Although the AHCA or any healthcare reform bill which may ultimately become law may give employers an opportunity to reduce coverage, competitive forces remain for an employer to offer more than the minimum permitted coverage. Thus, employers may well be selective regarding the degree to which they utilize such flexibility.
Of course, there are numerous potential roadblocks impeding the passage of the AHCA in its current form and any bill that may pass the Senate will likely be very different from the current version.
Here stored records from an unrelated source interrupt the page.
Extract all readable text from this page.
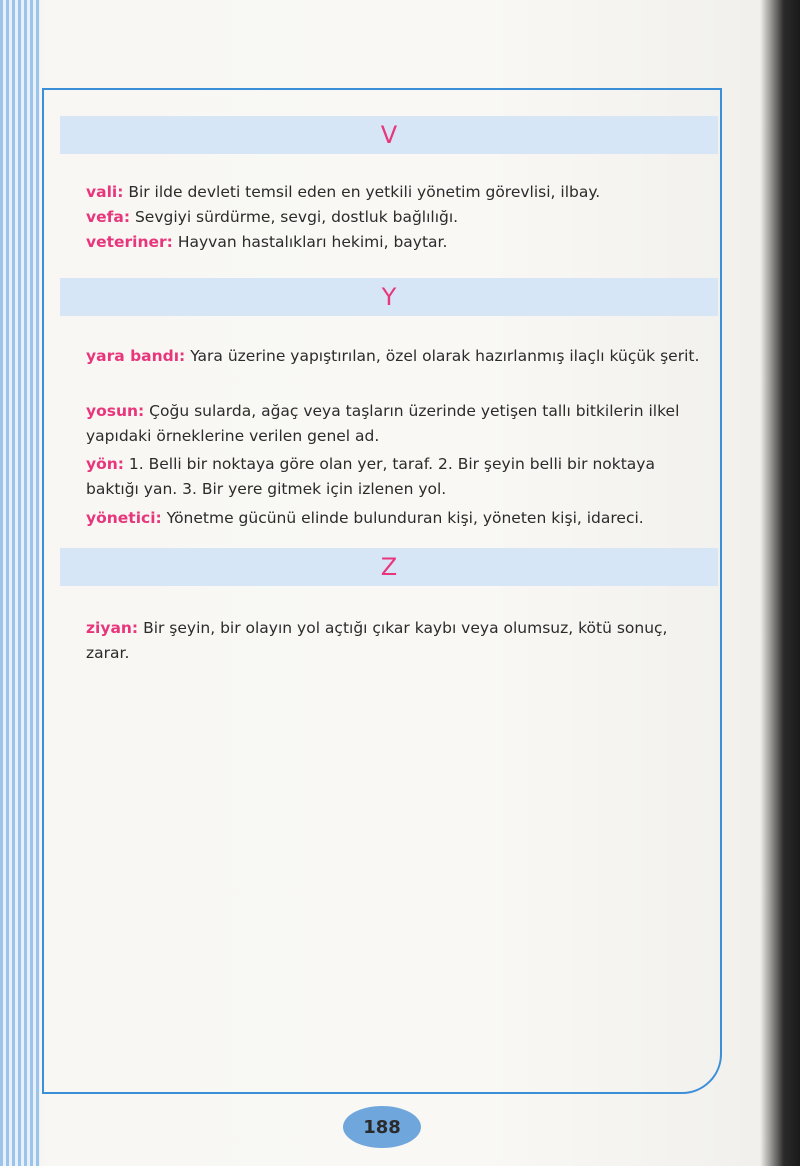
V
vali: Bir ilde devleti temsil eden en yetkili yönetim görevlisi, ilbay.
vefa: Sevgiyi sürdürme, sevgi, dostluk bağlılığı.
veteriner: Hayvan hastalıkları hekimi, baytar.
Y
yara bandı: Yara üzerine yapıştırılan, özel olarak hazırlanmış ilaçlı küçük şerit.
yosun: Çoğu sularda, ağaç veya taşların üzerinde yetişen tallı bitkilerin ilkel yapıdaki örneklerine verilen genel ad.
yön: 1. Belli bir noktaya göre olan yer, taraf. 2. Bir şeyin belli bir noktaya baktığı yan. 3. Bir yere gitmek için izlenen yol.
yönetici: Yönetme gücünü elinde bulunduran kişi, yöneten kişi, idareci.
Z
ziyan: Bir şeyin, bir olayın yol açtığı çıkar kaybı veya olumsuz, kötü sonuç, zarar.
188
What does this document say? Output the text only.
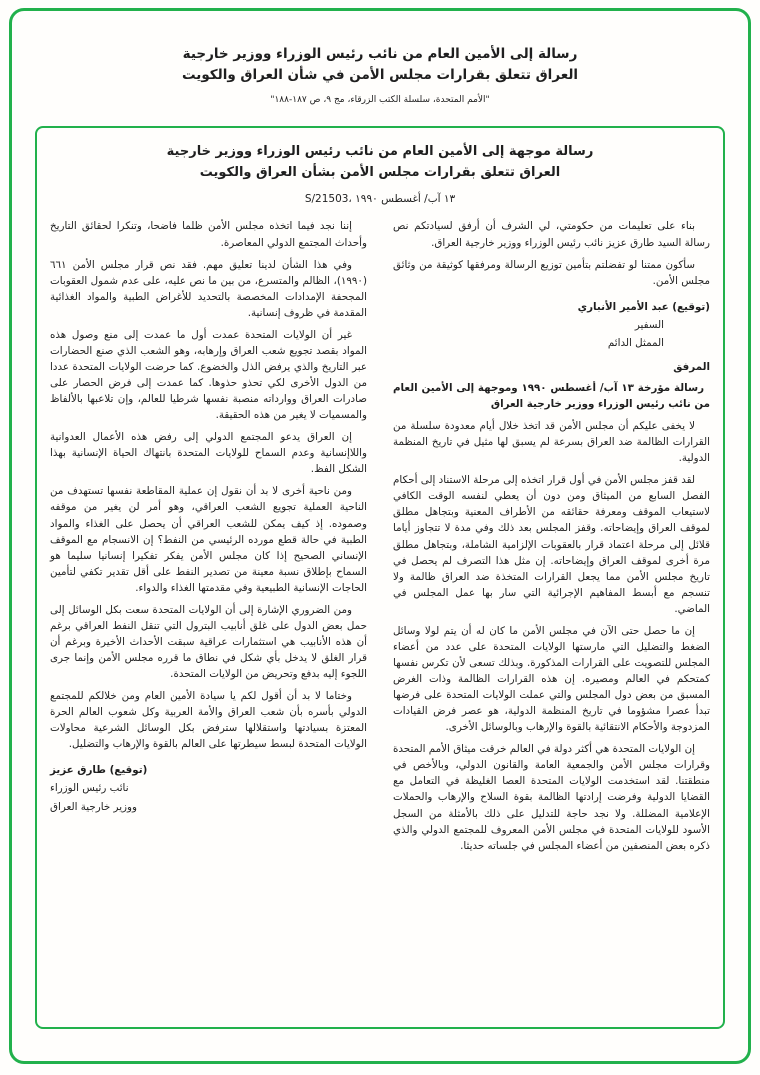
رسالة إلى الأمين العام من نائب رئيس الوزراء ووزير خارجية
العراق تتعلق بقرارات مجلس الأمن في شأن العراق والكويت
"الأمم المتحدة، سلسلة الكتب الزرقاء، مج ٩، ص ١٨٧-١٨٨"
رسالة موجهة إلى الأمين العام من نائب رئيس الوزراء ووزير خارجية
العراق تتعلق بقرارات مجلس الأمن بشأن العراق والكويت
S/21503، ١٣ آب/ أغسطس ١٩٩٠

بناء على تعليمات من حكومتي، لي الشرف أن أرفق لسيادتكم نص رسالة السيد طارق عزيز نائب رئيس الوزراء ووزير خارجية العراق.

سأكون ممتنا لو تفضلتم بتأمين توزيع الرسالة ومرفقها كوثيقة من وثائق مجلس الأمن.

(توقيع) عبد الأمير الأنباري

السفير

الممثل الدائم

المرفق

رسالة مؤرخة ١٣ آب/ أغسطس ١٩٩٠ وموجهة إلى الأمين العام من نائب رئيس الوزراء ووزير خارجية العراق

لا يخفى عليكم أن مجلس الأمن قد اتخذ خلال أيام معدودة سلسلة من القرارات الظالمة ضد العراق بسرعة لم يسبق لها مثيل في تاريخ المنظمة الدولية.

لقد قفز مجلس الأمن في أول قرار اتخذه إلى مرحلة الاستناد إلى أحكام الفصل السابع من الميثاق ومن دون أن يعطي لنفسه الوقت الكافي لاستيعاب الموقف ومعرفة حقائقه من الأطراف المعنية وبتجاهل مطلق لموقف العراق وإيضاحاته. وقفز المجلس بعد ذلك وفي مدة لا تتجاوز أياما قلائل إلى مرحلة اعتماد قرار بالعقوبات الإلزامية الشاملة، وبتجاهل مطلق مرة أخرى لموقف العراق وإيضاحاته. إن مثل هذا التصرف لم يحصل في تاريخ مجلس الأمن مما يجعل القرارات المتخذة ضد العراق ظالمة ولا تنسجم مع أبسط المفاهيم الإجرائية التي سار بها عمل المجلس في الماضي.

إن ما حصل حتى الآن في مجلس الأمن ما كان له أن يتم لولا وسائل الضغط والتضليل التي مارستها الولايات المتحدة على عدد من أعضاء المجلس للتصويت على القرارات المذكورة. وبذلك تسعى لأن تكرس نفسها كمتحكم في العالم ومصيره. إن هذه القرارات الظالمة وذات الغرض المسبق من بعض دول المجلس والتي عملت الولايات المتحدة على فرضها تبدأ عصرا مشؤوما في تاريخ المنظمة الدولية، هو عصر فرض القيادات المزدوجة والأحكام الانتقائية بالقوة والإرهاب وبالوسائل الأخرى.

إن الولايات المتحدة هي أكثر دولة في العالم خرقت ميثاق الأمم المتحدة وقرارات مجلس الأمن والجمعية العامة والقانون الدولي، وبالأخص في منطقتنا. لقد استخدمت الولايات المتحدة العصا الغليظة في التعامل مع القضايا الدولية وفرضت إرادتها الظالمة بقوة السلاح والإرهاب والحملات الإعلامية المضللة. ولا نجد حاجة للتدليل على ذلك بالأمثلة من السجل الأسود للولايات المتحدة في مجلس الأمن المعروف للمجتمع الدولي والذي ذكره بعض المنصفين من أعضاء المجلس في جلساته حديثا.

إننا نجد فيما اتخذه مجلس الأمن ظلما فاضحا، وتنكرا لحقائق التاريخ وأحداث المجتمع الدولي المعاصرة.

وفي هذا الشأن لدينا تعليق مهم. فقد نص قرار مجلس الأمن ٦٦١ (١٩٩٠)، الظالم والمتسرع، من بين ما نص عليه، على عدم شمول العقوبات المجحفة الإمدادات المخصصة بالتحديد للأغراض الطبية والمواد الغذائية المقدمة في ظروف إنسانية.

غير أن الولايات المتحدة عمدت أول ما عمدت إلى منع وصول هذه المواد بقصد تجويع شعب العراق وإرهابه، وهو الشعب الذي صنع الحضارات عبر التاريخ والذي يرفض الذل والخضوع. كما حرضت الولايات المتحدة عددا من الدول الأخرى لكي تحذو حذوها. كما عمدت إلى فرض الحصار على صادرات العراق ووارداته منصبة نفسها شرطيا للعالم، وإن تلاعبها بالألفاظ والمسميات لا يغير من هذه الحقيقة.

إن العراق يدعو المجتمع الدولي إلى رفض هذه الأعمال العدوانية واللاإنسانية وعدم السماح للولايات المتحدة بانتهاك الحياة الإنسانية بهذا الشكل الفظ.

ومن ناحية أخرى لا بد أن نقول إن عملية المقاطعة نفسها تستهدف من الناحية العملية تجويع الشعب العراقي، وهو أمر لن يغير من موقفه وصموده. إذ كيف يمكن للشعب العراقي أن يحصل على الغذاء والمواد الطبية في حالة قطع مورده الرئيسي من النفط؟ إن الانسجام مع الموقف الإنساني الصحيح إذا كان مجلس الأمن يفكر تفكيرا إنسانيا سليما هو السماح بإطلاق نسبة معينة من تصدير النفط على أقل تقدير تكفي لتأمين الحاجات الإنسانية الطبيعية وفي مقدمتها الغذاء والدواء.

ومن الضروري الإشارة إلى أن الولايات المتحدة سعت بكل الوسائل إلى حمل بعض الدول على غلق أنابيب البترول التي تنقل النفط العراقي برغم أن هذه الأنابيب هي استثمارات عراقية سبقت الأحداث الأخيرة وبرغم أن قرار الغلق لا يدخل بأي شكل في نطاق ما قرره مجلس الأمن وإنما جرى اللجوء إليه بدفع وتحريض من الولايات المتحدة.

وختاما لا بد أن أقول لكم يا سيادة الأمين العام ومن خلالكم للمجتمع الدولي بأسره بأن شعب العراق والأمة العربية وكل شعوب العالم الحرة المعتزة بسيادتها واستقلالها سترفض بكل الوسائل الشرعية محاولات الولايات المتحدة لبسط سيطرتها على العالم بالقوة والإرهاب والتضليل.

(توقيع) طارق عزيز

نائب رئيس الوزراء

ووزير خارجية العراق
The AHCA bill is framed as budget reconciliation legislation so that it can be passed in the Senate with just 51 votes, as opposed to the 60 votes needed to overcome a filibuster for regular legislation. In the Senate, however, the Byrd Rule allows Senators to raise a procedural objection in attempt to block legislation which is brought as budget reconciliation legislation if it is believed to have non-budgetary components. The Senate Parliamentarian, a non-elected and nonpartisan advisor, provides advice regarding the objection to the Senate Presiding Officer, Vice-President Mike Pence for a formal determination regarding the objection. Arguably components such as the age rating, continuous coverage requirements, and state waiver provisions will be determined to be non-budgetary and thus will likely be removed. After provisions that fail to satisfy the Byrd Rule requirements are removed, the remaining provisions will undergo scrutiny and debate by the Senate. Likely, many provisions will be modified by the Senate. If a modified bill is approved by the Senate, it will then have to be returned to and considered by the House for approval. Whether there will be sufficient political compromise to create a bill acceptable to enough Senators and Representatives remains to be seen.
There have been significant changes in health care benefits during the past few years and it does not appear that the end of significant change is near.